Bisphenol A (BPA), an intermediate chemical used for synthesizing polycarbonate plastics, has now become a wide spread organic pollutant. It percolates from a variety of sources, and plants are among the first organisms to encounter, absorb, and metabolize it, while its toxic effects are not yet fully known. Therefore, we experimentally studied the effects of aqueous BPA solutions (50 and 100 mg L⁻¹, for 6, 12, and 24 h) on photosystem II (PSII) functionality and evaluated the role of reactive oxygen species (ROS) on detached leaves of the model plant Arabidopsis thaliana. Chlorophyll fluorescence imaging analysis revealed a spatiotemporal heterogeneity in the quantum yields of light energy partitioning at PSII in Arabidopsis leaves exposed to BPA. Under low light PSII function was negatively influenced only at the spot-affected BPA zone in a dose- and time-dependent manner, while at the whole leaf only the maximum photochemical efficiency (Fv/Fm) was negatively affected. However, under high light all PSII photosynthetic parameters measured were negatively affected by BPA application, in a time-dependent manner. The affected leaf areas by the spot-like mode of BPA action showed reduced chlorophyll autofluorescence and increased accumulation of hydrogen peroxide (H₂O₂). When H₂O₂ was scavenged via N-acetylcysteine under BPA exposure, PSII functionality was suspended, while H₂O₂ scavenging under non-stress had more detrimental effects on PSII function than BPA alone. It can be concluded that the necrotic death-like spots under BPA exposure could be due to ROS accumulation, but also H₂O₂ generation seems to play a role in the leaf response against BPA-related stress conditions.

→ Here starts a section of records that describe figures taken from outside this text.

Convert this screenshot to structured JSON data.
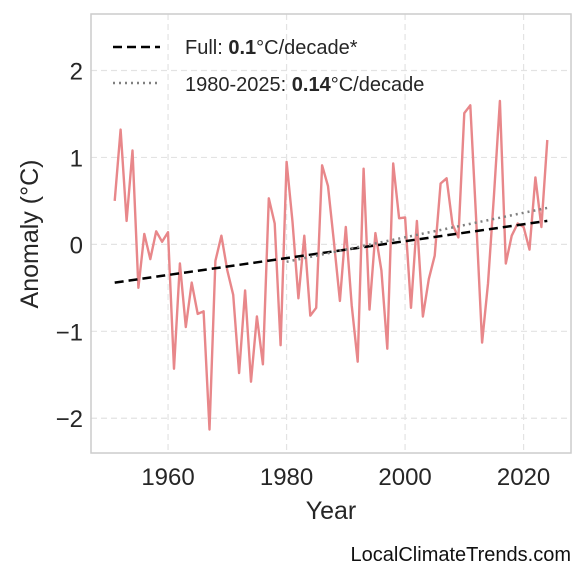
{
  "chart_data": {
    "type": "line",
    "xlabel": "Year",
    "ylabel": "Anomaly (°C)",
    "xlim": [
      1947,
      2028
    ],
    "ylim": [
      -2.4,
      2.65
    ],
    "x_ticks": [
      1960,
      1980,
      2000,
      2020
    ],
    "y_ticks": [
      -2,
      -1,
      0,
      1,
      2
    ],
    "y_tick_labels": [
      "−2",
      "−1",
      "0",
      "1",
      "2"
    ],
    "grid": true,
    "legend_position": "top-left",
    "series": [
      {
        "style": "solid",
        "color": "#e8878a",
        "x": [
          1951,
          1952,
          1953,
          1954,
          1955,
          1956,
          1957,
          1958,
          1959,
          1960,
          1961,
          1962,
          1963,
          1964,
          1965,
          1966,
          1967,
          1968,
          1969,
          1970,
          1971,
          1972,
          1973,
          1974,
          1975,
          1976,
          1977,
          1978,
          1979,
          1980,
          1981,
          1982,
          1983,
          1984,
          1985,
          1986,
          1987,
          1988,
          1989,
          1990,
          1991,
          1992,
          1993,
          1994,
          1995,
          1996,
          1997,
          1998,
          1999,
          2000,
          2001,
          2002,
          2003,
          2004,
          2005,
          2006,
          2007,
          2008,
          2009,
          2010,
          2011,
          2012,
          2013,
          2014,
          2015,
          2016,
          2017,
          2018,
          2019,
          2020,
          2021,
          2022,
          2023,
          2024
        ],
        "y": [
          0.5,
          1.32,
          0.27,
          1.08,
          -0.5,
          0.12,
          -0.17,
          0.15,
          0.03,
          0.14,
          -1.43,
          -0.22,
          -0.95,
          -0.44,
          -0.8,
          -0.77,
          -2.13,
          -0.19,
          0.1,
          -0.3,
          -0.58,
          -1.48,
          -0.53,
          -1.58,
          -0.83,
          -1.38,
          0.53,
          0.24,
          -1.16,
          0.95,
          0.26,
          -0.62,
          0.1,
          -0.82,
          -0.73,
          0.91,
          0.67,
          0.02,
          -0.65,
          0.2,
          -0.7,
          -1.35,
          0.87,
          -0.75,
          0.13,
          -0.3,
          -1.2,
          0.93,
          0.3,
          0.31,
          -0.73,
          0.27,
          -0.83,
          -0.4,
          -0.13,
          0.7,
          0.76,
          0.23,
          0.08,
          1.51,
          1.6,
          0.28,
          -1.13,
          -0.45,
          0.57,
          1.65,
          -0.22,
          0.1,
          0.24,
          0.2,
          -0.06,
          0.77,
          0.2,
          1.2
        ]
      },
      {
        "name": "Full",
        "style": "dashed",
        "color": "#000000",
        "x": [
          1951,
          2024
        ],
        "y": [
          -0.44,
          0.27
        ]
      },
      {
        "name": "1980-2025",
        "style": "dotted",
        "color": "#808080",
        "x": [
          1980,
          2024
        ],
        "y": [
          -0.2,
          0.42
        ]
      }
    ],
    "legend": [
      {
        "prefix": "Full: ",
        "value": "0.1",
        "suffix": "°C/decade*",
        "style": "dashed",
        "color": "#000000"
      },
      {
        "prefix": "1980-2025: ",
        "value": "0.14",
        "suffix": "°C/decade",
        "style": "dotted",
        "color": "#808080"
      }
    ]
  },
  "credit": "LocalClimateTrends.com"
}
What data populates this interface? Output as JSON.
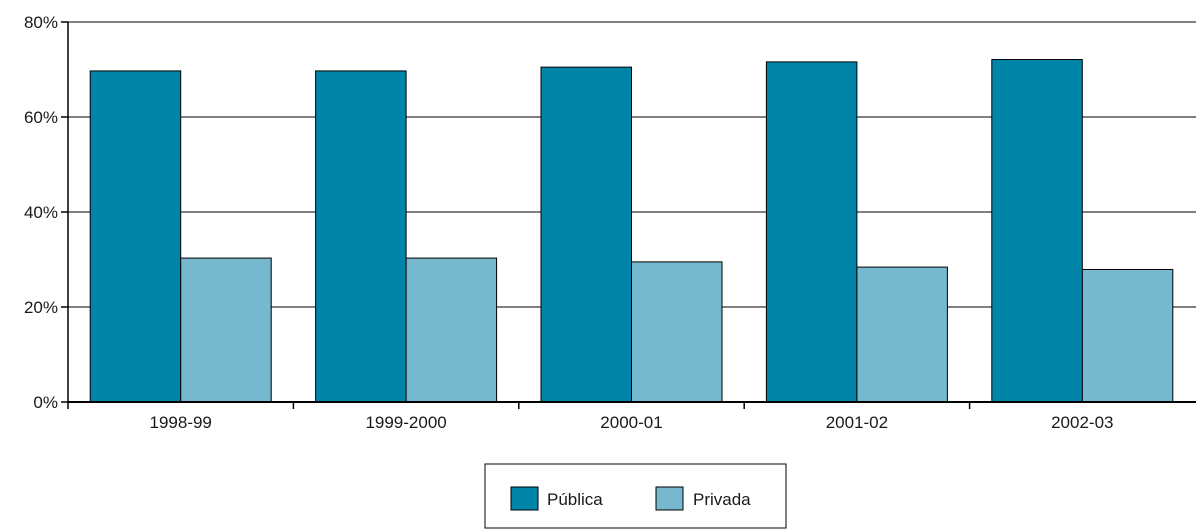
{
  "chart_data": {
    "type": "bar",
    "title": "",
    "xlabel": "",
    "ylabel": "",
    "categories": [
      "1998-99",
      "1999-2000",
      "2000-01",
      "2001-02",
      "2002-03"
    ],
    "series": [
      {
        "name": "Pública",
        "color": "#0085A8",
        "values": [
          69.7,
          69.7,
          70.5,
          71.6,
          72.1
        ]
      },
      {
        "name": "Privada",
        "color": "#76B8CD",
        "values": [
          30.3,
          30.3,
          29.5,
          28.4,
          27.9
        ]
      }
    ],
    "ylim": [
      0,
      80
    ],
    "yticks": [
      {
        "value": 0,
        "label": "0%"
      },
      {
        "value": 20,
        "label": "20%"
      },
      {
        "value": 40,
        "label": "40%"
      },
      {
        "value": 60,
        "label": "60%"
      },
      {
        "value": 80,
        "label": "80%"
      }
    ],
    "grid": true,
    "legend": {
      "position": "bottom-center"
    }
  }
}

双酚A（BPA）是用于合成聚碳酸酯塑料的中间化学品，现已成为一种广泛传播的有机污染物。它从各种来源渗出，植物是最早遇到，吸收和代谢它的生物之一，但其毒性作用尚不完全清楚。因此，我们实验研究了BPA水溶液（50和100 mg L ^-1，分别持续6、12和24 h）对光系统II（PSII）功能的影响，并评估了活性氧（ROS）在离体叶片上的作用模型工厂的拟南芥。叶绿素荧光成像分析显示PSII中光能分配的量子产量时空异质性。拟南芥暴露于双酚A。在弱光下，PSII功能仅在受点影响的BPA区域受到剂量和时间依赖性的负面影响，而在整个叶片上，最大光化学效率（Fv/F米）受到负面影响。但是，在强光下，所有测得的PSII光合作用参数都会受到时间依赖性地受到BPA的不利影响。BPA作用的点状模式影响的叶区域显示出叶绿素自发荧光减少和过氧化氢（H ₂ O ₂）积累增加。当清除H ₂ O ₂时通过在BPA暴露下，N-乙酰半胱氨酸会暂停PSII功能，而在非压力下清除H ₂ O ₂对PSII功能的危害要大于单独BPA。可以得出结论，BPA暴露下的坏死样斑点可能是由于ROS积累引起的，但是H ₂ O _2的产生似乎在叶片对BPA相关胁迫条件下的反应中也起作用。